U.S. District Judge Myron Thompson on Tuesday issued a preliminary injunction blocking Alabama from enforcing the law, which would have called for a sentence of 10 years to life in prison for the abortion provider.

Alabama legislators approved the measure this year, hoping to mount a court challenge to abortion rights. Abortion providers sued to stop the law from going into effect next month.

REACTION

Alabama Gov. Kay Ivey:

“This legislation passed with overwhelming support in the Alabama Legislature and was signed into law as a testament to Alabamians’ longstanding belief that every human life is sacred. We must continue doing all we can to protect life. However, we also anticipated this challenge, and I support the rule of law. I am fully behind the Attorney General’s handling of this case and trust that he will do everything he can to challenge today’s ruling and obtain a just result. Alabamians support life, and that is what this legislation was originally intended to do, and that is to defend every human life.”

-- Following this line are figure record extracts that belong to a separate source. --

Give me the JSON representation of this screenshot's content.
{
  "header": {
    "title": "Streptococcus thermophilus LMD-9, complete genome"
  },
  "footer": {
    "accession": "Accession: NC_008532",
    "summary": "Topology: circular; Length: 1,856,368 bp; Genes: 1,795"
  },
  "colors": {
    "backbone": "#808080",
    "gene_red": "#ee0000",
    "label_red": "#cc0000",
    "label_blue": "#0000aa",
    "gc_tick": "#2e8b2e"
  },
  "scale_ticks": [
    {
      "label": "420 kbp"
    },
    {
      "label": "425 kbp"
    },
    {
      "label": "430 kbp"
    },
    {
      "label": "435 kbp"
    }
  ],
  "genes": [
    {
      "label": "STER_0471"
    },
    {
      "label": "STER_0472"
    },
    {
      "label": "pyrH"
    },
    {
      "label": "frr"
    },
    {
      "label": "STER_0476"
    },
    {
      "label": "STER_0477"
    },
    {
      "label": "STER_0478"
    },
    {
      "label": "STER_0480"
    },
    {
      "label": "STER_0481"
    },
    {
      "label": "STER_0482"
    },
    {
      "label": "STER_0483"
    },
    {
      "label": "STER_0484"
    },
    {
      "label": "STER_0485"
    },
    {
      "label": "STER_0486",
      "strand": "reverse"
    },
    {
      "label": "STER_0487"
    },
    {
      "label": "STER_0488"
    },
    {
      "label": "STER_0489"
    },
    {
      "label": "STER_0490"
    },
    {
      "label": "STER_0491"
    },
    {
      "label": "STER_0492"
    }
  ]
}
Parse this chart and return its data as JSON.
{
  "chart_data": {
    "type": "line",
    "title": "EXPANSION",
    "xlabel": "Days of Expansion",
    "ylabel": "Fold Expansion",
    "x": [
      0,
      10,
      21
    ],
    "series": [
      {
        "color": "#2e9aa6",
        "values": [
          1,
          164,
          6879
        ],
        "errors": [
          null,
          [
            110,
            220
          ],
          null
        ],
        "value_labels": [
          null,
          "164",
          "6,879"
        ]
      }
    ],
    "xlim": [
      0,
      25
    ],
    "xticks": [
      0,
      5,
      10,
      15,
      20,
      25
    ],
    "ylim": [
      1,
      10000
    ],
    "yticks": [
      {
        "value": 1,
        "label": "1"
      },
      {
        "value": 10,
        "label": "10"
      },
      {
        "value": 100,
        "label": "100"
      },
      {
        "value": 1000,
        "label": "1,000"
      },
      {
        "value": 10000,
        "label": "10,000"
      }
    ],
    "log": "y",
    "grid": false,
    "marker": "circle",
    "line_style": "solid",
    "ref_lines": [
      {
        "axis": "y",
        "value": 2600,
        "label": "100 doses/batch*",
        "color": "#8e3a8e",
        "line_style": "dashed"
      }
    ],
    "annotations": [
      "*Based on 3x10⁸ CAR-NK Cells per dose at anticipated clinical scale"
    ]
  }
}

Alabama AG Steve Marshall:

“The district court’s decision to grant the plaintiffs’ request for a preliminary injunction of Alabama’s 2019 abortion law as to pre-viability abortions was not unexpected. As we have stated before, the State’s objective is to advance our case to the U.S. Supreme Court where we intend to submit evidence that supports our argument that Roe and Casey were wrongly decided and that the Constitution does not prohibit states from protecting unborn children from abortion.”

ACLU Executive Director Randall Marshall:

“As expected, the court has blocked the law and it will not go into effect. Abortion remains legal in Alabama. The state’s repeated attempts to push abortion out of reach by enacting unconstitutional laws restricting abortions have already cost taxpayers nearly 2.5 million dollars. This ill-advised law will cost taxpayers more money.”